My partner has a hard time saying goodbye. I’ve often had to drag her out of parties or she would presumably never leave. She thrives on interaction and engagement, and I always say the only thing she’s afraid of is missing out on the party. She’s a great balance for me, because I don’t have a hard time saying goodbye.
It’s not that I don’t get sad or that I don’t cherish the memories and experiences I’ve had here at UUCF, or at any of the other congregations I’ve served, or in the hospitals where I’ve worked, or in seminary, or in the schools I taught at, or in college, or high school, or any of that. On the contrary, I don’t look forward to leaving and moving on and having to start over at a new place. That kind of itinerant lifestyle sucks, but I’ve had plenty of experience at it by now. No, it’s not fun to say goodbye all the time, especially when I feel like I was just really getting started here.
But as my mother has long advised: “Them’s the breaks, kid.”
My next ministry adventure will be as mental health chaplain at St. Elizabeth’s Hospital in DC, where I will serve for a year. After that … who knows? KP and I are lucky and blessed and privileged enough to be able to make these kinds of decisions. Not everyone is in that same boat. For as long as I can, I’ll exercise that privilege to try and make the world within the 3 feet around me a better place through acts of spirit, love and justice. I hope you’ll join me in that spiritual exercise, even as we part ways and communication for at the least the Unitarian Universalist Association-mandated 12 months. After that, I’ll be back in touch!

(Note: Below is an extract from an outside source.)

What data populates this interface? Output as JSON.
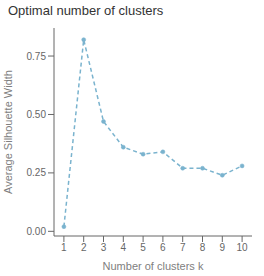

So here we are, and I have to say goodbye. I’m pretty good at this by now, so please don’t take it personally. And just so you know, it has been a joyous and affirming experience to be among you this past year. I will forever be proud to be associated with this congregation. I’m proud of the steps we have taken to grow in spiritual maturity, activism and courage through the ups and downs of one of the most tumultuous years in recent American memory. I know that it seems like not enough progress has been made within our walls for some people, and it seems like too much progress for others. That’s the nature of living in messy, loving, interconnected community. Them’s the breaks.
Let us remember that the covenantal nature of our faith demands spiritual bravery. The writer Paul Tillich talks about religion giving you the courage to exist as a person of faith in the face of all sorts of existential anxieties from the political, social and economic worlds that can threaten to break you down and pull you apart. Our faith gives us the resources to allow our souls to venture out of our comfort zones and encounter the new, the unknown, the uncomfortable, and to return to us stronger and glowing more fiercely with love. That’s the promise of Unitarian Universalism, a faith I am proud to claim and act on, even when it’s messy and complicated and people disagree. In a free, liberal faith with the power to change lives and the world, them’s the breaks.
Thank you, from the bottom of my heart and soul, for letting me walk alongside you in faith and love.